A.M. Best has placed Tower’s credit rating “under review”, following the insurance company last week announcing it has agreed to sell all its shares to Fairfax Financial Holdings.

The Canadian giant is poised to buy all the embattled insurer’s shares for $1.17 each – 47% more than its three-month volume weighted average share price – pending shareholder and regulatory approval.

Tower Insurance has a Financial Strength Rating of A- and a Long-Term Issuer Credit Rating of a-.

Its parent company, Tower Limited, has a Long-Term Issuer Credit rating of bbb-.

A.M. Best says: “The ratings will remain under review until the close of the transaction, and until A.M. Best completes its discussions with the Fairfax management team.

“Any potential rating impact from actual or anticipated changes to TL’s and TIL’s credit profiles also will be assessed.

“Additionally, A.M. Best will factor its view of the extent of Fairfax’s financial support into the final rating determination.”

Tower Chairman Michael Stiassny has told shareholders: “An out-of-cycle rating review is standard business practice in the event a company is in play.”

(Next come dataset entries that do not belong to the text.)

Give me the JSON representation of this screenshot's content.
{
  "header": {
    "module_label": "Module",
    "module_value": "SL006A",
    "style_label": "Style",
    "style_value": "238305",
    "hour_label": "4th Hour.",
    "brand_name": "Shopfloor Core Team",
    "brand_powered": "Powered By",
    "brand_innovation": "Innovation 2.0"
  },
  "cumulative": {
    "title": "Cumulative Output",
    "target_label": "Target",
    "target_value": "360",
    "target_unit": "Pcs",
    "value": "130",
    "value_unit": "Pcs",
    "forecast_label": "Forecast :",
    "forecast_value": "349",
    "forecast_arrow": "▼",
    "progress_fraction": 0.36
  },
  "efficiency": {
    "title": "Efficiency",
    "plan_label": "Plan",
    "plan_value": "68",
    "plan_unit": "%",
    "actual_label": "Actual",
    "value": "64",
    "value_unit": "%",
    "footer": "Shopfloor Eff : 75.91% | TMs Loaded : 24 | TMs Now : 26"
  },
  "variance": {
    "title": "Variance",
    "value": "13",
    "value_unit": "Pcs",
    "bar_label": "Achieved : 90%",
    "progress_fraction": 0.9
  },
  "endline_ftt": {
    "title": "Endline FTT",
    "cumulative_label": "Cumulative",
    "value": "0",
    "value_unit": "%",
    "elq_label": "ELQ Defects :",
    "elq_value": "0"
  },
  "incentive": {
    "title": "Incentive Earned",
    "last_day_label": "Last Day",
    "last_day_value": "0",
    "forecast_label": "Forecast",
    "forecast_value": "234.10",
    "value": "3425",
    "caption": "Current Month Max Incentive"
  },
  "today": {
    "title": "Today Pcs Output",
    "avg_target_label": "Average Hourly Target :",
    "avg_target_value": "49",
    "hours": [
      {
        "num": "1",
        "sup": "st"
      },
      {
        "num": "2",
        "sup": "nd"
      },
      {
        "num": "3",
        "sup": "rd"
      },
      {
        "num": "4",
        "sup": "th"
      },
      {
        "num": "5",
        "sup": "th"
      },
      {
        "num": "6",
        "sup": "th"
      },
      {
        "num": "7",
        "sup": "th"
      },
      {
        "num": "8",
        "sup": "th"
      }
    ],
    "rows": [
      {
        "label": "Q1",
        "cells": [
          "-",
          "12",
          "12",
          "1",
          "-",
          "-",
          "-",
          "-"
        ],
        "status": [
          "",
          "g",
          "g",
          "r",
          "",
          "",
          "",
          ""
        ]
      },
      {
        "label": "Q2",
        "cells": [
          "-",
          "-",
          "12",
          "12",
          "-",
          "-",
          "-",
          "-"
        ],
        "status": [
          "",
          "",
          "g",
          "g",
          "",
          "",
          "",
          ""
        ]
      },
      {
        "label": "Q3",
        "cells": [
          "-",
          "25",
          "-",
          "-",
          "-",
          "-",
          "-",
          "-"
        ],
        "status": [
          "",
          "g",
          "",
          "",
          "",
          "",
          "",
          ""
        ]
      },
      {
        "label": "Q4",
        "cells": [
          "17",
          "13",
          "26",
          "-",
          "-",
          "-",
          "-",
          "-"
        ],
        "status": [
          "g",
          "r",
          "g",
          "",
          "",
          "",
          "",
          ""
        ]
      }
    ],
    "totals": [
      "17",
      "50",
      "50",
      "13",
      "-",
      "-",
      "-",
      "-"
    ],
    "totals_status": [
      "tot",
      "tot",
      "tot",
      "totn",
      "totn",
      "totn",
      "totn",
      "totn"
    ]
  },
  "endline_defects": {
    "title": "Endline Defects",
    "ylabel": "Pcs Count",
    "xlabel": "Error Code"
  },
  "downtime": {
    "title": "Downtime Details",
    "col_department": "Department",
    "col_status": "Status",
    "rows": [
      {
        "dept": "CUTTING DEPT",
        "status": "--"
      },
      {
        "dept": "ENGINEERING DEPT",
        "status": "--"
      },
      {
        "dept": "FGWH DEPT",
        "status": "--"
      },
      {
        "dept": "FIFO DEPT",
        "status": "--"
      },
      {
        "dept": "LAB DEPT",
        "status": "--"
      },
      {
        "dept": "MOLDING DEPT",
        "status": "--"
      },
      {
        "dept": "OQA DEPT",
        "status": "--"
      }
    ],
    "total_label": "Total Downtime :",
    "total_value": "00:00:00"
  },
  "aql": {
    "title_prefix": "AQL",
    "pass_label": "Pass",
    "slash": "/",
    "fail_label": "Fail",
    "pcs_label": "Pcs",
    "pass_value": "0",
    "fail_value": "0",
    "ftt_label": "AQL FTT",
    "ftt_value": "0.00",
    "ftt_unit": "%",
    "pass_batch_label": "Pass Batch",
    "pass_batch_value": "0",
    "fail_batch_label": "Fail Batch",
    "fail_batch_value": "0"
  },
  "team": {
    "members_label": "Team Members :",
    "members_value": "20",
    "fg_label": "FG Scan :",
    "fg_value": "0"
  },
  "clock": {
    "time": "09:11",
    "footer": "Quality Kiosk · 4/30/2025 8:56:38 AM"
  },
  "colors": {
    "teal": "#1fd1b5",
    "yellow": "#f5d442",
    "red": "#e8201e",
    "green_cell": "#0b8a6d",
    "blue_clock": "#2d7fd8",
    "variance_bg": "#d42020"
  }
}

A.M. Best in July red-flagged the fact Tower had run out of reinsurance to cover claims related to the February 2011 quakes, so was digging into its own coffers to cover outstanding claims.

It expressed its concerns around the company’s “financial profile deteriorating”, and said the quake hangover could have a “material impact on its prospective financial strength”.

In separate, but related news, a Melville Jessup Weaver report says the $197 million Fairfax has agreed to pay for Tower is below the company’s net asset value, worth $224 million (including $37 million in tax assets).

“It is unclear whether a new owner would be able to utilise these assets,” it says.